W hen I was 16, I worked for a summer at St Francis Home for Orphan Boys in Detroit, as part of a Jewish youth group, 10 teenagers from all around Michigan. St Francis was a forbidding, five-storey brick building. I helped care for a group of boys aged eight and nine. My job was to offer them individual attention. I spent much of the day taking long walks around the grounds with one boy at a time.
As at other institutions, my boys were not orphans. On the weekend, many got visits, and some went home. Some had behavioural problems that their parents couldn’t handle. In other families, their parents had the problems and lost custody as a result. In both cases, the boys needed help. As far as I remember, they got no treatment whatsoever for their problems. Some of the boys came from families that were simply poor. One boy was at St Francis with his younger brother because their father, who worked at the Ford plant, was alone and could not afford childcare.
At the end of the summer, as teenagers do, I cried about whether I had made a lasting difference in their lives – and as teenagers do, I wrote poetry about it. One boy, Rodrick, had given me a ring of his own making when I left. This was part of one of my poems:
I still have the ring, a circle of wire I sometimes wear.
But what do you still have of me to tell you that I once was there?
I now understand that I did leave Rodrick with something: a sense of abandonment. Every single boy in that institution already had abandonment issues. If it was hard for me to leave these boys behind, how much harder was it for them to see me go? And the next adult who came for a few weeks? And the next one? They might have learned that there are people who love them and will take them on walks. But they also learned that these people always leave.

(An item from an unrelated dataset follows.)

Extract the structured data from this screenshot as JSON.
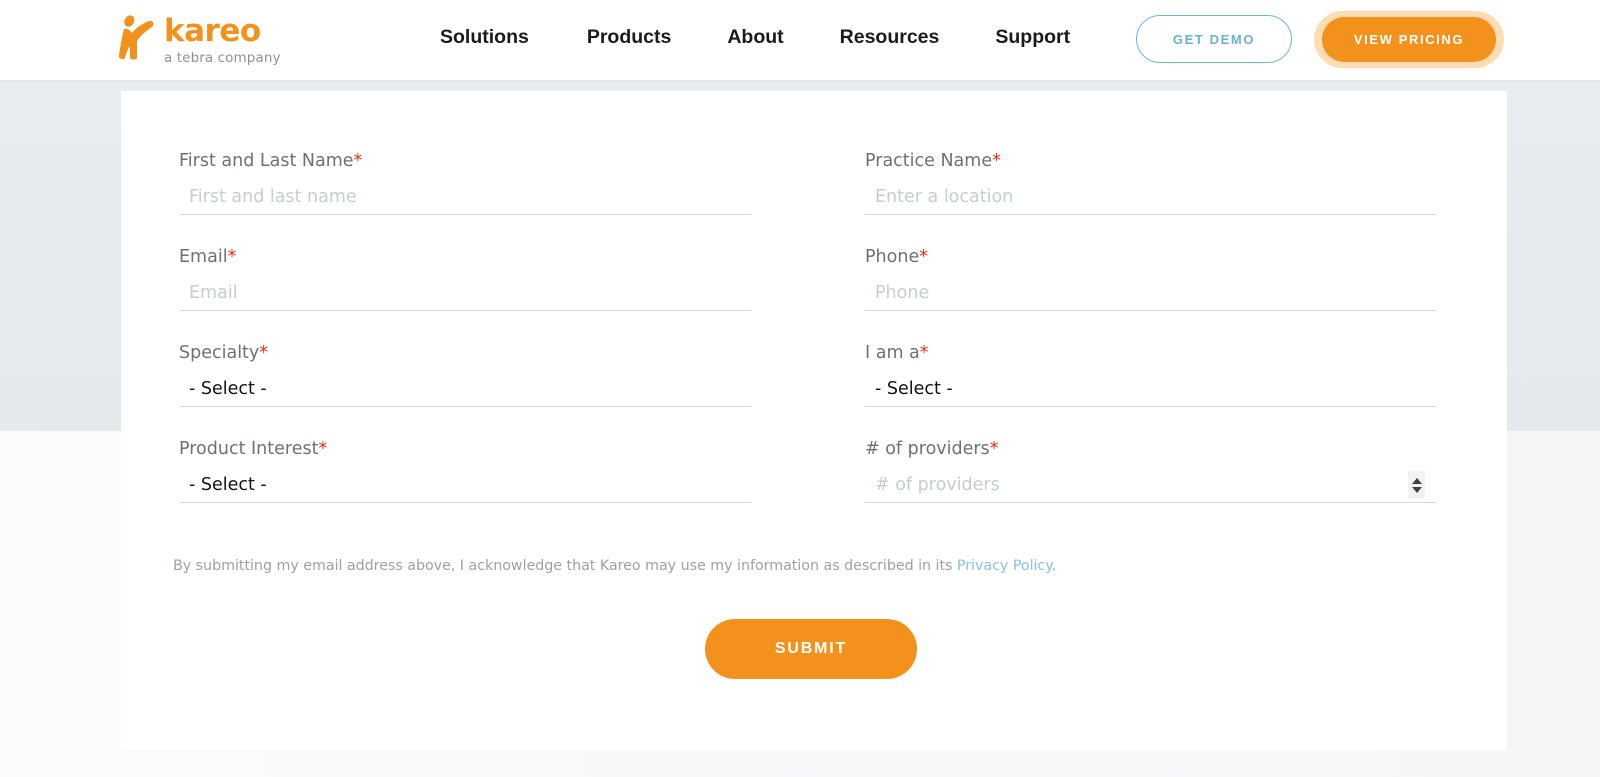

St Francis closed in 1992. The United States doesn’t use orphanages any more. Nor does Britain. No matter how well-run the orphanage, it cannot provide what children most need: a parent. When volunteers turn up at an orphanage and children run to hug them, it’s understandable that they feel they are providing much-needed love and attention. But children shouldn’t turn to random strangers for affection. When they do, it means they can’t develop healthy attachments. And a parade of short-term adults to hug them makes it worse.
What puts children in crisis isn’t something hugs can solve. Andrea Freidus, an assistant professor of anthropology at the University of North Carolina, wrote that voluntourism gets in the way of recognising the structural issues that create humanitarian crises. “My research suggests that students who engage in these programmes actually contribute towards the mystification of larger systems that produce inequality, poverty, particular patterns of disease distribution and various forms of violence.”
In a 2012 essay on what he dubbed “the White Saviour Industrial Complex,” the novelist Teju Cole pleaded for humility. It is “not about justice,” Cole wrote. “It is about having a big emotional experience that validates privilege.” Voluntourism, he argued, perpetuates the myth that change happens as a result of expressions of caring from rich white people.